Préambule à la prospection, la négociation et la fidélisation client, incontournables du savoir-faire commercial, le temps passé à concevoir, viabiliser son projet et définir une image de marque qualitative seront des prérequis indispensables à son succès, explique Manon Guilloteau, qui a traduit son expérience d’assistante et de formatrice chevronnée dans un guide complet pour se lancer (voir encadré). « Face à tous ces défis, s’appuyer sur un réseau peut s’avérer judicieux pour échanger, se rencontrer, se prémunir des risques du métier, développer une ouverture d’esprit, appréhender de nouveaux outils et des méthodes de travail…, mais surtout bénéficier d’un soutien tout au long de la vie de son entreprise. »

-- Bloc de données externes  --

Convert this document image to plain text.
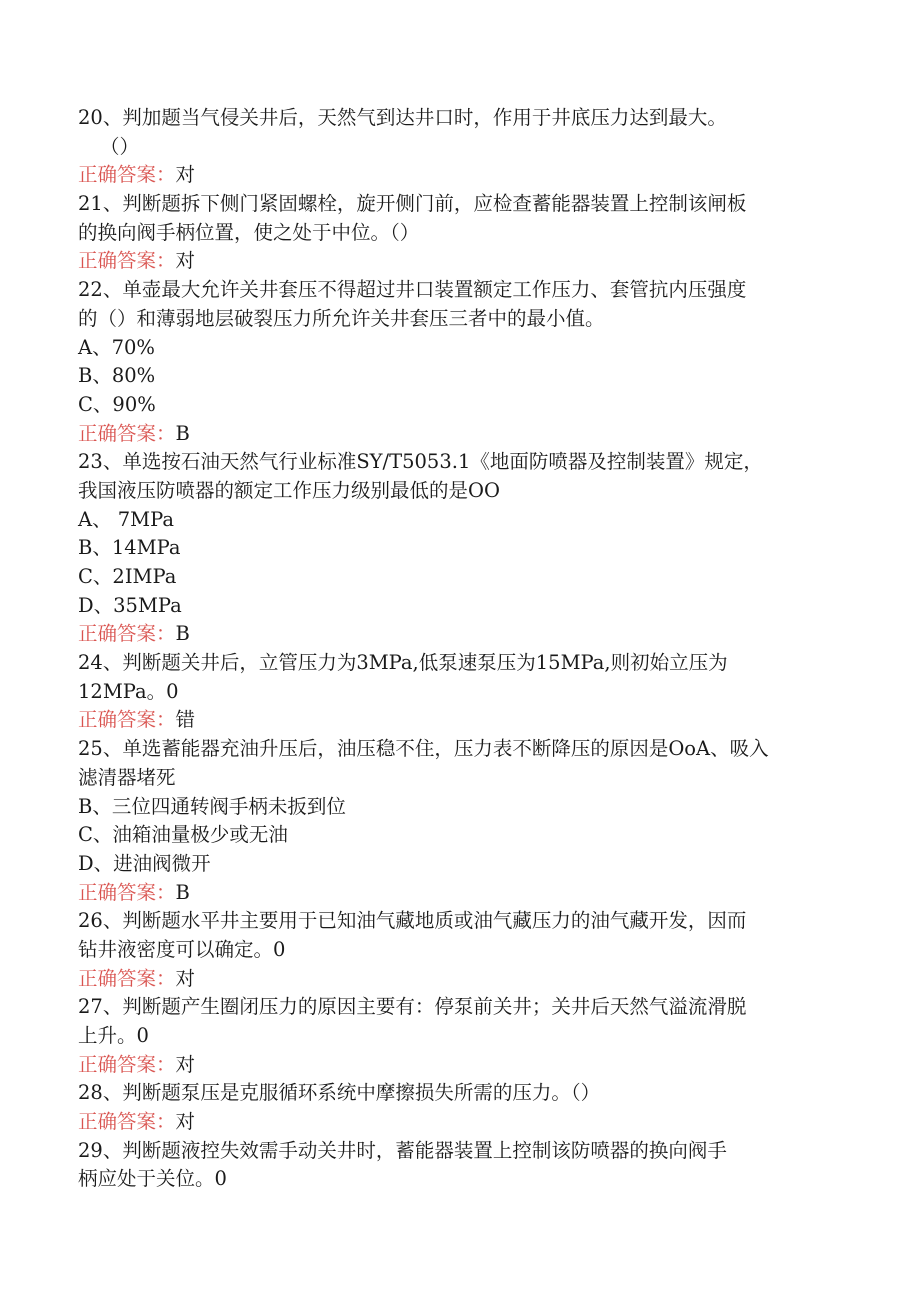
20、判加题当气侵关井后，天然气到达井口时，作用于井底压力达到最大。
（）
正确答案：对
21、判断题拆下侧门紧固螺栓，旋开侧门前，应检查蓄能器装置上控制该闸板
的换向阀手柄位置，使之处于中位。（）
正确答案：对
22、单壶最大允许关井套压不得超过井口装置额定工作压力、套管抗内压强度
的（）和薄弱地层破裂压力所允许关井套压三者中的最小值。
A、70%
B、80%
C、90%
正确答案：B
23、单选按石油天然气行业标准SY/T5053.1《地面防喷器及控制装置》规定，
我国液压防喷器的额定工作压力级别最低的是OO
A、 7MPa
B、14MPa
C、2IMPa
D、35MPa
正确答案：B
24、判断题关井后，立管压力为3MPa,低泵速泵压为15MPa,则初始立压为
12MPa。0
正确答案：错
25、单选蓄能器充油升压后，油压稳不住，压力表不断降压的原因是OoA、吸入
滤清器堵死
B、三位四通转阀手柄未扳到位
C、油箱油量极少或无油
D、进油阀微开
正确答案：B
26、判断题水平井主要用于已知油气藏地质或油气藏压力的油气藏开发，因而
钻井液密度可以确定。0
正确答案：对
27、判断题产生圈闭压力的原因主要有：停泵前关井；关井后天然气溢流滑脱
上升。0
正确答案：对
28、判断题泵压是克服循环系统中摩擦损失所需的压力。（）
正确答案：对
29、判断题液控失效需手动关井时，蓄能器装置上控制该防喷器的换向阀手
柄应处于关位。0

Car si elle représente un levier utile pour s’installer, prendre le pouls du marché et tester son activité, la microentreprise ne doit pas pour autant être considérée comme une fin en soi, mais comme une étape vers un avenir florissant, conclut Carole Feuga : « Désormais, il faut rêver, grandir, rejoindre les rangs des consœurs et confrères qui ont réussi, qui participent à professionnaliser le métier et à porter ses valeurs. »
*Source Association Nationale pour le Développement du Télétravail (ADNT), extraite de l’étude Marché du télésecrétariat en France : chiffres clés et statistiques.
Stéphanie SANTERRE
3 questions à la FFMAS Entrepreneuriat
Créée en mars 2015, la FFMAS Entrepreneuriat vise à regrouper et animer les secrétaires-assistant.e.s exerçant en statut indépendant, au sein d’une même fédération nationale représentative des métiers du Secrétariat-Assistanat. Focus avec Carole Feuga et Ludovic Michel, copilotes de la communauté.
Quelle est la force et la vocation de la FFMAS Entrepreneuriat ?
L.M. : Le réseau offre une veille constante sur l’actualité métier et apporte, par son expertise, un accompagnement éducatif sur un vaste champ de points de vigilance, d’informations techniques et légales. Nous sommes garants de la fiabilité des informations à la source, diffusées à nos adhérents sur une plateforme dédiée. Durant les temps d’échange, nous abordons des questions de fond et de terrain et soulevons des problématiques sous-jacentes qui les concernent directement.
Quid de l’accompagnement des adhérents ?
C.F. Adhérer à notre communauté, c’est aussi participer à des ateliers animés par des adhérentes volontaires, devenues expertes sur une variété de sujets grâce à l’accompagnement du réseau FFMAS, mais également des intervenants extérieurs (représentants de l’Ordre des experts comptables, ou Ordre des avocats, etc.). Les ateliers donnent des clefs essentielles aux personnes investies pour adopter une bonne posture de travail et comprendre l’évolution professionnelle et technique de notre métier.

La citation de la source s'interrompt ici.